She was shown to a table at the back of the room and had made her selection from the day’s menu when the Warlord walked in. He didn’t wait to be seated. He strode to her table, pulled out the chair opposite hers, and sat down. He wore a Sapphire Jewel, and the fire in his dark eyes said he was looking for a fight.
As the dining house’s owner put a glass of wine in front of her and a tankard of ale in front of him, she noticed how everyone else abandoned their meals and left, forming a crowd outside the dining house.
“I won’t insult you by pretending I don’t know who you are,” he said, wrapping the fingers of his left hand around the tankard’s handle—leaving the gently curled right hand free to close over the sight-shielded knife she was sure he had ready.
Couldn’t blame him for that. Her right hand was gently curved around the handle of her sight-shielded stiletto.
“Just what is it you think you know, sugar?” she asked.
He looked at her right hand. “You’re the wife of the Warlord Prince of Dhemlan. And you’re Dea al Mon. I’ve heard a few whispers lately that you used to get rid of problems when you lived in Terreille.”
Well, that was interesting. She looked at his right hand in the same way he’d looked at hers. “You have a problem you can’t handle?”
“That depends on why you went to see them about Lord Dillon.”
“I was asked to look into all of Lord Dillon’s . . . liaisons.”
“Then someone should tell you the rest of the story and not just what they want you to know.”
“And that would be you?” She wondered how many other people in the town referred to that aristo family as they in a tone that held nothing but contempt.
He inclined his head. Took a long swallow of ale, his eyes never leaving hers.
She took a sip of the wine. Not a bad vintage. Better than she’d expected. “I’m listening.”
“A while back, Lord Dillon came into town. He’s from an aristo family, but he’s not too far above ordinary folks. Pleasant enough. Crosses paths with the daughter of that family, and she takes a liking to him. Too much of a liking, if you follow me.”
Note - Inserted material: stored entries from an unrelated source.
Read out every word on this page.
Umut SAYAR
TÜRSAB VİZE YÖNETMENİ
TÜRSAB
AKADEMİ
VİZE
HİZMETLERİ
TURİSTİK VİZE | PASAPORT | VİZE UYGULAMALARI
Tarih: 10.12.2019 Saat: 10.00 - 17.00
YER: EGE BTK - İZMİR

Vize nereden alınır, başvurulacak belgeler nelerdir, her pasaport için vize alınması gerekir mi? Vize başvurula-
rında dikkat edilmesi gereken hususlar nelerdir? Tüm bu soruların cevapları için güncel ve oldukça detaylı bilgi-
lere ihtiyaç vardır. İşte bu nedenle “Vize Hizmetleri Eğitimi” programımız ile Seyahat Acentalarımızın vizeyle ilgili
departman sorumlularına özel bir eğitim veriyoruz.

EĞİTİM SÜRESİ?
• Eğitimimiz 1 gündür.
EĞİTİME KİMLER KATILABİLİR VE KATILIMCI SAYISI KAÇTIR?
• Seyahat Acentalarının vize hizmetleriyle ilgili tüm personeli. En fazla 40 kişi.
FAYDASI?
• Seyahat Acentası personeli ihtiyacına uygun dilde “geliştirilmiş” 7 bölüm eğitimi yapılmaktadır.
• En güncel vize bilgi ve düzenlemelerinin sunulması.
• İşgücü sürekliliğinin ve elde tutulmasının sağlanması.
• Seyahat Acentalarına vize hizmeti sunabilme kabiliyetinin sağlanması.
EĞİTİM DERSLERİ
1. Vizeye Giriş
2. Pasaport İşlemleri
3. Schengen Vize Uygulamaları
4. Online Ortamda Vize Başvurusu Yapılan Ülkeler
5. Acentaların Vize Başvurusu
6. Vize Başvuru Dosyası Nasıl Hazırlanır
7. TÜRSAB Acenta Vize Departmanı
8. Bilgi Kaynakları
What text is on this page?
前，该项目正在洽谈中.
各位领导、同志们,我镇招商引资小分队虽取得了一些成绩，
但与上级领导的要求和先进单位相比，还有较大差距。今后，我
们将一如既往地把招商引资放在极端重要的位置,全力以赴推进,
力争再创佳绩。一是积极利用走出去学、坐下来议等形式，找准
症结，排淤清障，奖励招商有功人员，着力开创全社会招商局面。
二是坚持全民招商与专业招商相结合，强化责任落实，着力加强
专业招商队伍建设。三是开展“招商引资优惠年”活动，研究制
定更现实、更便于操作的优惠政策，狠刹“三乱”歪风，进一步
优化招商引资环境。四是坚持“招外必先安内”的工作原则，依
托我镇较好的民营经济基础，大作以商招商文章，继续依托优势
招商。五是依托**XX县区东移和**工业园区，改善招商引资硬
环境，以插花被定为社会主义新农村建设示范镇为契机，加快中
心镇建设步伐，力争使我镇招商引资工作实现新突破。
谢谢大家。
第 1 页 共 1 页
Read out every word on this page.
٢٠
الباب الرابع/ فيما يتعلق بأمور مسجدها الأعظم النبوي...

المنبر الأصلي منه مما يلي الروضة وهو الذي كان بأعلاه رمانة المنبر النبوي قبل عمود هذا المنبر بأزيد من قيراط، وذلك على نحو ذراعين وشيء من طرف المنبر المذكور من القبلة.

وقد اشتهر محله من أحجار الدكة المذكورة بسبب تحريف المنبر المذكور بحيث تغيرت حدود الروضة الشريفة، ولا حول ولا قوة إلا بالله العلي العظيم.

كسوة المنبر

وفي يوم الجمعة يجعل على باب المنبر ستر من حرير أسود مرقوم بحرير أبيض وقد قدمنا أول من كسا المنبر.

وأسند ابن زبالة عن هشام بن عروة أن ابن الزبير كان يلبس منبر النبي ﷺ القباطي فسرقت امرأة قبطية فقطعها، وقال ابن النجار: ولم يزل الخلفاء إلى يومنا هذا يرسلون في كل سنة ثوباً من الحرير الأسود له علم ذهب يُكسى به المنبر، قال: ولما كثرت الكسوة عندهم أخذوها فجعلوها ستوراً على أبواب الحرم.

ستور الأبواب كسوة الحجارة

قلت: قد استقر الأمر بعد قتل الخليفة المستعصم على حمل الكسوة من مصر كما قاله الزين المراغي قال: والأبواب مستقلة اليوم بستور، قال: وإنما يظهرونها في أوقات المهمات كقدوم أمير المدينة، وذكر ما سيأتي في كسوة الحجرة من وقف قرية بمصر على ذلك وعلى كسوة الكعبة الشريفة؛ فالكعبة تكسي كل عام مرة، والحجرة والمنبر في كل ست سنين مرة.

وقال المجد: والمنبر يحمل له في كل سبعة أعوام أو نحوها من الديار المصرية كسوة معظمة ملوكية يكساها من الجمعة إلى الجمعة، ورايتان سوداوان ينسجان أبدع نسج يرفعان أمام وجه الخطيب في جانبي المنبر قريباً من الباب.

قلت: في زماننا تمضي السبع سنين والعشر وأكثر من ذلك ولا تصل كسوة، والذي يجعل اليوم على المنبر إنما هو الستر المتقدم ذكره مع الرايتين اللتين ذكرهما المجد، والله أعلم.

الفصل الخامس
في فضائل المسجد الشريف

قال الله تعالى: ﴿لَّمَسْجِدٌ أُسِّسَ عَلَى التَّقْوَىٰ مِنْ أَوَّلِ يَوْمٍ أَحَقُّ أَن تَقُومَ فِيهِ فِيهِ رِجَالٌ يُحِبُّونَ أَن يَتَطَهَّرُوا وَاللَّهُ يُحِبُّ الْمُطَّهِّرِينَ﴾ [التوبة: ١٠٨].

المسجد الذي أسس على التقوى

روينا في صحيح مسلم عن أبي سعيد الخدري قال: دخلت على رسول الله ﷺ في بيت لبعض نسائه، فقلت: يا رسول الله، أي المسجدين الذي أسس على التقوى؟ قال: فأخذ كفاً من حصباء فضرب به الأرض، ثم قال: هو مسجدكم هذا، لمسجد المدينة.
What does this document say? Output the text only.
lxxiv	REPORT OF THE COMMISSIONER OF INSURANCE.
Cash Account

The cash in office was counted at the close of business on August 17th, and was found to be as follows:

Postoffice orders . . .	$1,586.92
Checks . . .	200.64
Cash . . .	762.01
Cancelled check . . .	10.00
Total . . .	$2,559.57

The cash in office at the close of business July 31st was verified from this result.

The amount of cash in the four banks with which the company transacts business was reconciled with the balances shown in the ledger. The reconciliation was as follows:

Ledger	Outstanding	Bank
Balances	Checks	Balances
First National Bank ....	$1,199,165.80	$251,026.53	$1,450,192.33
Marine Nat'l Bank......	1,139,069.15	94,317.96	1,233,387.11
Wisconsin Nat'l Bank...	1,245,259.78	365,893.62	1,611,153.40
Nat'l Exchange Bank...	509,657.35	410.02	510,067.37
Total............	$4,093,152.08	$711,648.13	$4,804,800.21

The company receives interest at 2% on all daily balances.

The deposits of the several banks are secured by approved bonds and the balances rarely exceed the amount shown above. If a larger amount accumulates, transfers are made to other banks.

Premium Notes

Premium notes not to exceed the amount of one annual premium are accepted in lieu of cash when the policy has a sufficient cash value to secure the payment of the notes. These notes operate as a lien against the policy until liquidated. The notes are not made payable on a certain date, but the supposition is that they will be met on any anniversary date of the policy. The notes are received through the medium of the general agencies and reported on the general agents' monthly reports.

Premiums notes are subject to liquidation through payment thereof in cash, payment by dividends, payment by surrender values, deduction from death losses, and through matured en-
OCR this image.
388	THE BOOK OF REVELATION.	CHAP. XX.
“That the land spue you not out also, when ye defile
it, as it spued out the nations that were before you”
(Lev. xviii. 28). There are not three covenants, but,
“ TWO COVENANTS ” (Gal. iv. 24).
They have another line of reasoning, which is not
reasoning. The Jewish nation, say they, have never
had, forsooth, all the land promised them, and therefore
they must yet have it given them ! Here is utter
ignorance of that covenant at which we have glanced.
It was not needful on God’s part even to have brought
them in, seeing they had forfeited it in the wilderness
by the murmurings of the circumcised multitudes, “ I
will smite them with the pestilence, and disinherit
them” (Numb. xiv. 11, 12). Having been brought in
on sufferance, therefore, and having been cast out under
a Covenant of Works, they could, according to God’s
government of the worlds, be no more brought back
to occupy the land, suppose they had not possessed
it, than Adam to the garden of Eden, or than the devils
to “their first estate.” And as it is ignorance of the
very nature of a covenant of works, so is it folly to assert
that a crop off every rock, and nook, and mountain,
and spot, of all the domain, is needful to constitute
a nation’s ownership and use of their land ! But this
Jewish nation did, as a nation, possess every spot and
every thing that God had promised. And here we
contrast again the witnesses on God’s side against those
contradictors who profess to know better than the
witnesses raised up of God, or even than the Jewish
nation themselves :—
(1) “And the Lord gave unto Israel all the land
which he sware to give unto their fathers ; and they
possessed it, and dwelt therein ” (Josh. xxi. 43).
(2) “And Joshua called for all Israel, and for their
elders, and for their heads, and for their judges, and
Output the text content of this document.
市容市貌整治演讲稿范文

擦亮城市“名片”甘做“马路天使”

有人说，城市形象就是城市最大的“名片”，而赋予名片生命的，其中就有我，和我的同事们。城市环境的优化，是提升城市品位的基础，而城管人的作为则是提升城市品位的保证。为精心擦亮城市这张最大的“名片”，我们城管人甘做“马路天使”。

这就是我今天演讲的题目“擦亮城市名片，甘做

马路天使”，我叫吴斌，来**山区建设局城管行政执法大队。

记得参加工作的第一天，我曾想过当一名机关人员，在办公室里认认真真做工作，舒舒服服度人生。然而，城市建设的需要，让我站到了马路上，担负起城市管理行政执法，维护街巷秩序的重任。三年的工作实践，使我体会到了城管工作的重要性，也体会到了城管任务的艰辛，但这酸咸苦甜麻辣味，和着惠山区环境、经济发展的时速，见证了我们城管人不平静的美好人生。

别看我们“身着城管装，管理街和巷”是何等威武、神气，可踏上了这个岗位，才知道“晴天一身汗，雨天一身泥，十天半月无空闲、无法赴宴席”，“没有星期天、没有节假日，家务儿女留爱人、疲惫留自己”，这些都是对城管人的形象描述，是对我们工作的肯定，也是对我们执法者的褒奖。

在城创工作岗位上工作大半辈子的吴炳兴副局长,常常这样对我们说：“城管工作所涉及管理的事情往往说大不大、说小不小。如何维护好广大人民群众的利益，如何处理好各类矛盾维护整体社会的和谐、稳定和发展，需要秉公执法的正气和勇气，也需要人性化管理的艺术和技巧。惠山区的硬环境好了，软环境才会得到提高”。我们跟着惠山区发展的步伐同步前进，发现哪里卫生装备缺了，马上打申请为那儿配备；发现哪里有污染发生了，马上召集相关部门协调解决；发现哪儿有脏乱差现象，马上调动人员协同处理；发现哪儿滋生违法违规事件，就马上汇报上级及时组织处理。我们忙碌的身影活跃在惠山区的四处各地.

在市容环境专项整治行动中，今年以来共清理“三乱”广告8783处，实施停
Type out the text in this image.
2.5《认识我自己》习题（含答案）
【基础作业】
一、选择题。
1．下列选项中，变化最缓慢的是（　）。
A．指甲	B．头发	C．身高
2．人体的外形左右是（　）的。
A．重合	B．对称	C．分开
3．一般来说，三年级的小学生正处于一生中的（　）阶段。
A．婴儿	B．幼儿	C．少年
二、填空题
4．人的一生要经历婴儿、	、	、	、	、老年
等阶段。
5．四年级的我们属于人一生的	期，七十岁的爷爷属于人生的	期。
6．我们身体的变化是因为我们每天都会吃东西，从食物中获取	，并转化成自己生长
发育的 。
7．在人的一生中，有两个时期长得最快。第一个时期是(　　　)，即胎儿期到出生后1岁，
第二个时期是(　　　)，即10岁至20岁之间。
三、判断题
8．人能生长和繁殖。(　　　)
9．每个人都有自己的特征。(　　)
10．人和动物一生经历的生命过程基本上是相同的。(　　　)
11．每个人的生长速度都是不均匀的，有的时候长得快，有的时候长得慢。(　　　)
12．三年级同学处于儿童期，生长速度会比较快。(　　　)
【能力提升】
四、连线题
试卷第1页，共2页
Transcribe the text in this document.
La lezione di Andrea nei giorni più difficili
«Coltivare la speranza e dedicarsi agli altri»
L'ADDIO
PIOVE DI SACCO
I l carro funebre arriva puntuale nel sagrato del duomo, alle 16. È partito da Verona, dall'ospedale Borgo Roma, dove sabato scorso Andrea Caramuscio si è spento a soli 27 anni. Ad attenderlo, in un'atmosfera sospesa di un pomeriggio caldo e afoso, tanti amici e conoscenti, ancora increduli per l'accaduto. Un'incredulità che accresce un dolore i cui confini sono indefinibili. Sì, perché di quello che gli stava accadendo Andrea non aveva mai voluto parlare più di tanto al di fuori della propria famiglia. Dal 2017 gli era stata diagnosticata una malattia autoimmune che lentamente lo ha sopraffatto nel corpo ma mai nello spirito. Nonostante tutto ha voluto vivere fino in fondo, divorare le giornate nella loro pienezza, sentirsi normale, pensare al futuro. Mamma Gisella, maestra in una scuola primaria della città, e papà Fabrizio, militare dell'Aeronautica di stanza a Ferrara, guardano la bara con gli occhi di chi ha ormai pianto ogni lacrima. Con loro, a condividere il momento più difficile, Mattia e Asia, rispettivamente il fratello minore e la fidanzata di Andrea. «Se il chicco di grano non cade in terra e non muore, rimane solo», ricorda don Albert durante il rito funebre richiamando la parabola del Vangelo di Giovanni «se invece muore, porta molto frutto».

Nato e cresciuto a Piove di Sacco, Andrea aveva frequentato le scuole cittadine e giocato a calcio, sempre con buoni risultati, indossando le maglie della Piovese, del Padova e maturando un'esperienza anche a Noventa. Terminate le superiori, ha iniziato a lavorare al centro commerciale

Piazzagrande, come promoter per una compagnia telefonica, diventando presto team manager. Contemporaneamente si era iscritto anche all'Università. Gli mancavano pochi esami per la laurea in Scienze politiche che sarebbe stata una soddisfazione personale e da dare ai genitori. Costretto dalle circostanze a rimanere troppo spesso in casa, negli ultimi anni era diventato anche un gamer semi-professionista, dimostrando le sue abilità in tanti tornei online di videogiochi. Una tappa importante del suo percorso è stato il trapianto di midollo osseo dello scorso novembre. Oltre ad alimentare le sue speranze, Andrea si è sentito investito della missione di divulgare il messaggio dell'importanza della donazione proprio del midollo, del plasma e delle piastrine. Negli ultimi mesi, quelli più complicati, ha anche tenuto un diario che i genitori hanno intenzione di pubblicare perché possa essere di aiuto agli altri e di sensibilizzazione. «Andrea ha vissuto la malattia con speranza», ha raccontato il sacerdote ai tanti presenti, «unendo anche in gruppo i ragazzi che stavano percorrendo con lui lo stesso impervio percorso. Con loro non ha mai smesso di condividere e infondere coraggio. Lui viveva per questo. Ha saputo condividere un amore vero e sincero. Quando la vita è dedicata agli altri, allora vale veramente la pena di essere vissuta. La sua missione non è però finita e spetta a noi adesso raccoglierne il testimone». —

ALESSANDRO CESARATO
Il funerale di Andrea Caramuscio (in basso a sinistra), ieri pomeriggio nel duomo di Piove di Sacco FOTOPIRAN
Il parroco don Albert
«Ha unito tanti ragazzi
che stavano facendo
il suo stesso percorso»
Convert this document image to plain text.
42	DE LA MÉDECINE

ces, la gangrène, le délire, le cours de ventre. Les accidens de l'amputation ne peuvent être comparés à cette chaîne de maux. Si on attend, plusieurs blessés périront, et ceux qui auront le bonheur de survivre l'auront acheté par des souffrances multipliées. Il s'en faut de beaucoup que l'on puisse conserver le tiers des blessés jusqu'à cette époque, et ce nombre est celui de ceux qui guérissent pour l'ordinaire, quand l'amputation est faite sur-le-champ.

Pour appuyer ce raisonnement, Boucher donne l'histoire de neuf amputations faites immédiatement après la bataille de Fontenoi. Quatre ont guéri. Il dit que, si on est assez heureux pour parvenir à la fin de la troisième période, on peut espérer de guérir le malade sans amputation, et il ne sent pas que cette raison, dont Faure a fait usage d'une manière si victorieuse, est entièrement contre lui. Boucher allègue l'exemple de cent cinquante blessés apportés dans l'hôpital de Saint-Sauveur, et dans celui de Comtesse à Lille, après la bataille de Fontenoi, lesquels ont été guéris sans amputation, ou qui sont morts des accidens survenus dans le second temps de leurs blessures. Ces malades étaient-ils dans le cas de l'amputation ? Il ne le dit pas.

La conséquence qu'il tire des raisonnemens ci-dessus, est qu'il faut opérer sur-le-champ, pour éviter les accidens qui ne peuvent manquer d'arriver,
“I follow you,” Surreal said.
“While Dillon is happy to be the girl’s dance partner or escort her to a public gathering, she can’t talk him into warming her bed on the sly. Then a letter arrives from a bosom friend in another town, and suddenly Dillon goes from being a pleasant young man who can say no to unwanted sexual invitations to being a man who is expected to provide sex to any aristo bitch who wants him, because his reputation is being trashed behind calculating smiles. I imagine you’ve heard this story in other towns.”
“Similar stories,” she agreed.
The Warlord gave Surreal a sharp smile. “The girl is a coldhearted, spoiled bitch who is serving in the District Queen’s court to get some polish. If you ask me, the polish she’ll get with that Queen is the kind that will get her killed.”
“Will it be your hand that holds the knife?”
“Probably.”
Oh, he was interesting. “I’m still listening.”
“That whole family cares for no one and nothing but themselves—and they’re a little too proud of their Terreillean bloodlines.”
That was what had left her feeling unsettled—the sense of something familiar in a place where it shouldn’t have been familiar.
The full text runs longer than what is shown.